The ts-is-fresh combines the automatic search for significant features, which is very important for HFT. In a situation where a huge number of trades occur every second, and with the rapidly changing market, it is impossible to “hand-assess” the situation. It is necessary to build systems, which are able to select the important information and use it for increasing the accuracy of forecasts. Since tsfresh can calculate a huge number of features and many of them take quite a long time to calculate, an additional selection of features from tsfresh has been implemented to be used within the ts-is-fresh algorithm.

Also, thanks to the block cross validation ts-is-fresh pays attention not only to the latest changes in the time series, but also to the market behavior over the whole time range. Broadly speaking, block cross validation evenly divides the whole time series into blocks, at each block different statistics (p_values, feature_importance, metrics, etc.) are counted, and then these indicators are averaged. Thanks to this technique, we do not focus our forecasting only on the last values of the time series. The block cross validation scheme takes into account the entire structure of the time series, does not change the sequence of events, and avoids data leaks.

To learn more about how block cross-validation works, see Algorithm.

What problem does ts-is-fresh solve?

ts-is-fresh is built to construct new features for predicting cryptocurrency prices on exchanges. Because of the high frequency of trading in this area, the built solution must work very quickly and not require manual debugging. For this reason it is necessary not only to build additional features, which will help increase the accuracy of the predictions, but also to limit their size! We can’t afford a long inference of models, nor a long learning process.

How does it solve this problem?

It was decided to generate a large number of statistical features, then train a gradient-boosting model and leave only the most important features. From time to time it will be necessary to train the models on a large number of features to understand which subset of the features is now the most useful.

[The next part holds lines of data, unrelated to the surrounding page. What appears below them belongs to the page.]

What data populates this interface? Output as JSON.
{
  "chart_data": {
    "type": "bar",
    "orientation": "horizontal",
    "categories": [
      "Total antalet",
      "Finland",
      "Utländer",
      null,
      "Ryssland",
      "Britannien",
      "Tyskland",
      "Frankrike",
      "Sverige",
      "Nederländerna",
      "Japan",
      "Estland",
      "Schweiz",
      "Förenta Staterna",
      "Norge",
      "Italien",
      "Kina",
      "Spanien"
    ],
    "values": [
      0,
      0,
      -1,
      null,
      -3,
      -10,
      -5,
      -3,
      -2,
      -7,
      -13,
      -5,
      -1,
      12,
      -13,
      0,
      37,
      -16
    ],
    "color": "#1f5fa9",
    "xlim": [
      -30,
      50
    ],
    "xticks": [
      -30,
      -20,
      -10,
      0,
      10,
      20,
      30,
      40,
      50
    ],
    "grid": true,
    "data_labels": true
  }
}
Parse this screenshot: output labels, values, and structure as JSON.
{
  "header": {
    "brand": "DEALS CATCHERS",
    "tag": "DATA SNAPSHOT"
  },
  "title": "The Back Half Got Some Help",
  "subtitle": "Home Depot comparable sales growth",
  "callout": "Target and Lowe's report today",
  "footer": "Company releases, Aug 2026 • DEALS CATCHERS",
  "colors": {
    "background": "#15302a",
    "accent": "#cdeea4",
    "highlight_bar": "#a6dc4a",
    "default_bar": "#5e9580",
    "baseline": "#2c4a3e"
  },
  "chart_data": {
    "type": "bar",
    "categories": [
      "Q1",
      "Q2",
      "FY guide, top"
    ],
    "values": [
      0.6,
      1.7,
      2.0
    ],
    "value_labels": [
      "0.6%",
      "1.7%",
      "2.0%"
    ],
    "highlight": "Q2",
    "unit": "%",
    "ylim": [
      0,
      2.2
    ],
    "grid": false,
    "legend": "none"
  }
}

But once we have selected the most useful features, we can train the models for a long time on only that set of features. Because we chose XGBR model, we have the ability to select features by their importance values as well.

And why exactly in this way?

Let’s understand what the solutions are in general:

A) smart feature engineering: using domain knowledge, important features are created by hand, over which a simple (e.g., linear) model is then built

  • easy to further train on-line

  • it’s interpretable

  • very fast model inference

  • domain knowledge is needed

B) semi-automatic feature engineering: using some heuristics, different kinds of statistics (medians, quantiles, etc.) are computed, over which then treebased models are built

  • less demanding of domain knowledge (because of the use of a more complex model, we can afford to build less expressive features)

  • high expressive power

  • fast model inference

  • cannot be quickly retrained on-line

  • it’s uninterpretable

C) statistical autoregressive approach: models like Arima, Prophet, etc.

  • fast model inference

  • correct selection of hyperparameters is necessary to build a good model

D) RNN-like approaches: recurrent neural networks like LSTM and others

  • very heavy models (in terms of training and inference)

  • can show very good results

Due to my limited knowledge of the cryptocurrency market, I am removing the A) option. Since we have a lot of data, it will be quite hard to train high quality statistical models (we need to enumerate hyperparameters). Because of this approach C) is also rejected. Our goal is to predict 300ms ahead, because of the fact that in approach D) this is comparable to inference models, it is also removed.

This leaves approach B), in which we need to automatically construct good features. Moreover, because of the limitation on inference and the lack of on-line retraining, our model must work fast enough (there must not be very many features), and also have a prediction horizon comparable to the learning time of the new model (we must have a good model at every moment, if the model is built longer than its predictions become obsolete, we will not be able to trade).